[BreachExchange] American Bank Systems hit by ransomware attack, full 53 GB data dump leaked
Destry Winant
destry at riskbasedsecurity.com
Thu Nov 19 10:46:51 EST 2020
https://securityreport.com/american-bank-systems-hit-by-ransomware-attack-full-53-gb-data-dump-leaked/
Avaddon ransomware hits American Bank Systems Inc.
American Bank Systems (ABS), a company that provides services to U.S.
financial institutions and banks helping them “operate efficiently and
confidently in a rapidly evolving – highly regulated – environment”
has been hit by a ransomware attack this month.
Avaddon, the ransomware group behind the attack had earlier alleged
they had acquired over 50 GB of the company’s proprietary data but had
leaked a partial 4 GB dump earlier this month, part of which has been
analyzed by Security Report News.
Screenshot of files present in leaked data dump (source: Avaddon)
It appears, this week, the threat actors have published the full 52.57
GB dump after ABS had likely refused to cooperate with Avaddon’s
ransom demands.
The incident seems to have occurred sometime in or before early
October, given the timestamps on the screenshots of leaked files.
The cyberattack is concerning as ABS’ clients included multiple
banking names and mortgage companies, such as First Federal Community
Bank, Rio Bank, Citizens Bank of Swainsboro, First Bank & Trust, etc.
Although ABS’ clients—banks and mortgage providers, may not have been
directly hit by this cyberattack, ABS does provide banking software
and systems to facilitate bank processes and compliance requirements
to these banks.
By breaching ABS, threat actors may have therefore gained access to
their clients’ data, and further the banking customers’ data.
Data contains loan documents, emails, contracts, network shares, passwords
The leaked data in the dump includes files such as loan documents,
business contracts, private emails, invoices, credentials for network
shares, and other confidential information.
Leaked credentials to network drive associated with The Bank of New Madrid
Another document, a spreadsheet shown below appears to be financial
records of a bank that had used ABS’ services. This is likely how the
attackers got access to the bank’s files.
In the financial document, along with personal information and loan
amounts, the banking customers’ Tax ID numbers (likely Social Security
Numbers) are also exposed.
One leaked financial document as observed by Security Report News
Software binaries (EXEs and DLLs) of applications used by ABS for day
to day operations have also been included in the leaked dump.
EXEs and DLLs of software applications used by ABS contained in the dump
Likewise, SFTP and network credentials for other banks were kept in
plaintext, in Word documents that were leaked in the data dump.
Sensitive network drive and SFTP paths and passwords were kept in
plaintext in Word docs
Other proprietary information leaked includes what appears to be
employee and customer data.
Not clear how many customers impacted
Ransomware attacks can hit any business despite having
state-of-the-art security controls in place as human element remains
the weakest link.
However, this incident is particularly chilling.
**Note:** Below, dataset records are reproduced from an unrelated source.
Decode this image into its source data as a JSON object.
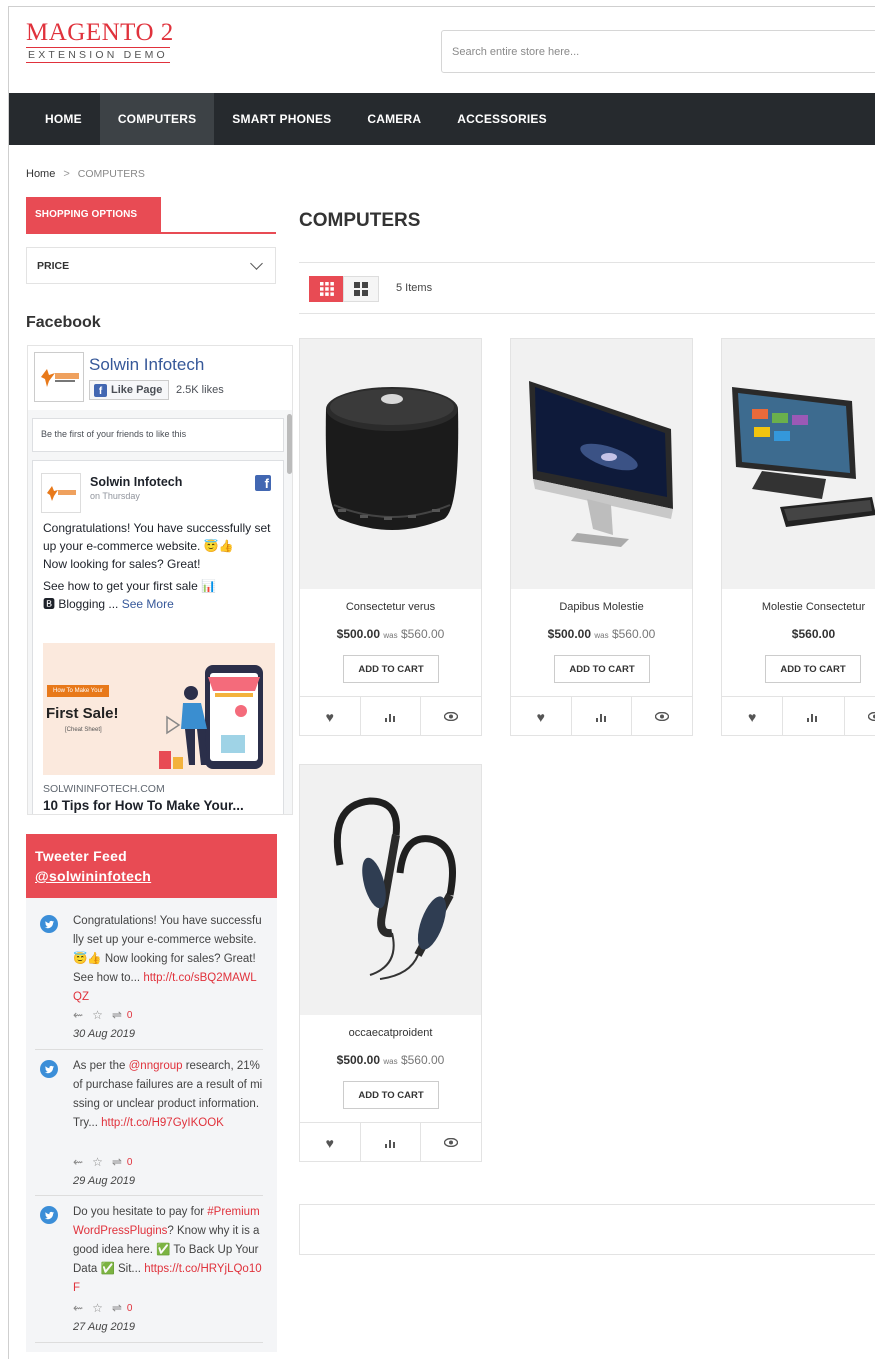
{
  "header": {
    "logo_main": "MAGENTO 2",
    "logo_sub": "EXTENSION DEMO",
    "search_placeholder": "Search entire store here..."
  },
  "nav": [
    "HOME",
    "COMPUTERS",
    "SMART PHONES",
    "CAMERA",
    "ACCESSORIES"
  ],
  "nav_active": "COMPUTERS",
  "breadcrumb": {
    "home": "Home",
    "current": "COMPUTERS"
  },
  "sidebar": {
    "shopping_options": "SHOPPING OPTIONS",
    "price_filter": "PRICE",
    "facebook_title": "Facebook"
  },
  "facebook": {
    "page_name": "Solwin Infotech",
    "like_button": "Like Page",
    "likes": "2.5K likes",
    "friends_note": "Be the first of your friends to like this",
    "post": {
      "author": "Solwin Infotech",
      "time": "on Thursday",
      "line1": "Congratulations! You have successfully set up your e-commerce website. 😇👍",
      "line2": "Now looking for sales? Great!",
      "line3": "See how to get your first sale 📊",
      "line4": "🅱 Blogging ... ",
      "see_more": "See More",
      "image_tag": "How To Make Your",
      "image_title": "First Sale!",
      "image_sub": "[Cheat Sheet]",
      "domain": "SOLWININFOTECH.COM",
      "link_title": "10 Tips for How To Make Your..."
    }
  },
  "twitter": {
    "title": "Tweeter Feed",
    "handle": "@solwininfotech",
    "tweets": [
      {
        "text": "Congratulations! You have successfully set up your e-commerce website. 😇👍 Now looking for sales? Great! See how to... ",
        "link": "http://t.co/sBQ2MAWLQZ",
        "count": "0",
        "date": "30 Aug 2019"
      },
      {
        "text_a": "As per the ",
        "mention": "@nngroup",
        "text_b": " research, 21% of purchase failures are a result of missing or unclear product information. Try... ",
        "link": "http://t.co/H97GyIKOOK",
        "count": "0",
        "date": "29 Aug 2019"
      },
      {
        "text_a": "Do you hesitate to pay for ",
        "hashtag": "#PremiumWordPressPlugins",
        "text_b": "? Know why it is a good idea here. ✅ To Back Up Your Data ✅ Sit... ",
        "link": "https://t.co/HRYjLQo10F",
        "count": "0",
        "date": "27 Aug 2019"
      }
    ]
  },
  "main": {
    "title": "COMPUTERS",
    "item_count": "5 Items",
    "was_label": "was",
    "add_to_cart": "ADD TO CART",
    "products": [
      {
        "name": "Consectetur verus",
        "price": "$500.00",
        "old_price": "$560.00"
      },
      {
        "name": "Dapibus Molestie",
        "price": "$500.00",
        "old_price": "$560.00"
      },
      {
        "name": "Molestie Consectetur",
        "price": "$560.00",
        "old_price": ""
      },
      {
        "name": "occaecatproident",
        "price": "$500.00",
        "old_price": "$560.00"
      }
    ]
  },
  "colors": {
    "accent": "#e84b54",
    "nav_bg": "#262a2e",
    "nav_active": "#3d4246",
    "link_red": "#e0323c"
  }
}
By breaching just one company American Bank Systems (ABS) that touts
itself as providing compliance and risk management services to
multiple banks, the threat actors gained access to not only ABS’
client systems (i.e. banks and financial institutions) but also got
their hands on data of individuals who are customers of these banks.
It is not clear how many individual banking customers and financial
organizations are impacted as a result of this breach.
Security Report had been monitoring the ransomware operators’ claims
for weeks but waited to publish our findings after they were made
public on Twitter:
It is also not known what steps has ABS taken to protect their systems
moving forward, and those of the partner banks after this incident.
And more importantly, who is addressing the individual banking
customers whose personal information has been compromised as a part of
this cyberattack?
Security Report reached out to multiple ABS contacts via email for
comment but we have not heard back yet.